Tokyo, Vietnam stock exchanges link up
The Tokyo Stock Exchange signed a deal Wednesday to cooperate with Vietnam's hot-performing bourse, including through possible cross listings of stocks on the two exchanges.
World stock exchange operators are increasingly linking arms to facilitate easier cross-border trading, while boosting their own competitiveness.
Under the accord signed Wednesday, the Tokyo Stock Exchange, Asia's largest bourse, will share information with the Ho Chi Minh City Stock Exchange and consider offering technical assistance, a TSE statement said.
The two bourses will also start discussion on listing of the two countries' stocks on each other's bourses, it said.
"This is an official and long-term commitment for further cooperation between the two exchanges," Tran Dac Sinh, president of the Vietnamese bourse, said in the statement.

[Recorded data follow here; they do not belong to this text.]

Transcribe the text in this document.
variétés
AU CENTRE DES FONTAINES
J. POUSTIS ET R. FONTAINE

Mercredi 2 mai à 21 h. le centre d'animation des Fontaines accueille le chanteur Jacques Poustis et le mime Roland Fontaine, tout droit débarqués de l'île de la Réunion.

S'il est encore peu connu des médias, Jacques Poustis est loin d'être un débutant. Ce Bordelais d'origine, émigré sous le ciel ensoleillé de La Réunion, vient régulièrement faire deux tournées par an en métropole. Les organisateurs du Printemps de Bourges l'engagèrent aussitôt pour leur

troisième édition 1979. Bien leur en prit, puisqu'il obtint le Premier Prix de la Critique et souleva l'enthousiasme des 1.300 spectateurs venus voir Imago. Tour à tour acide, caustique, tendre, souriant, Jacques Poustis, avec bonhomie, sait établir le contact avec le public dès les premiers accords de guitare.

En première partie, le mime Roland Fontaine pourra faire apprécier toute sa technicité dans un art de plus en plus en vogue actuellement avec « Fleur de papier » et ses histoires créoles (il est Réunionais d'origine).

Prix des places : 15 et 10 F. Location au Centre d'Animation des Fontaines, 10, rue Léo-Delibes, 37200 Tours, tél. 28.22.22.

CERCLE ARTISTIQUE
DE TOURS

TSE president Atushi Saito said: "By continuing to enhance cooperation with Asian exchanges in the future, we will keep striving to improve convenience for market participants."
Vietnam's main stock exchange was opened only in 2000 and has quickly shot up, with the benchmark index rising 145 percent last year, despite warnings by some market watchers that the market risks overheating.
Both the Tokyo and Ho Chi Minh City bourses signed cooperation agreements earlier this year with the London Stock Exchange.
The Tokyo bourse has also signed a similar deal with the New York Stock Exchange and acquired a stake of almost five percent in the Singapore stock exchange.
The TSE has indicated that it is open to the possibility of overseas exchanges taking a stake in the Tokyo bourse once it achieves its own initial public offering, which has been delayed due to a series of technical glitches.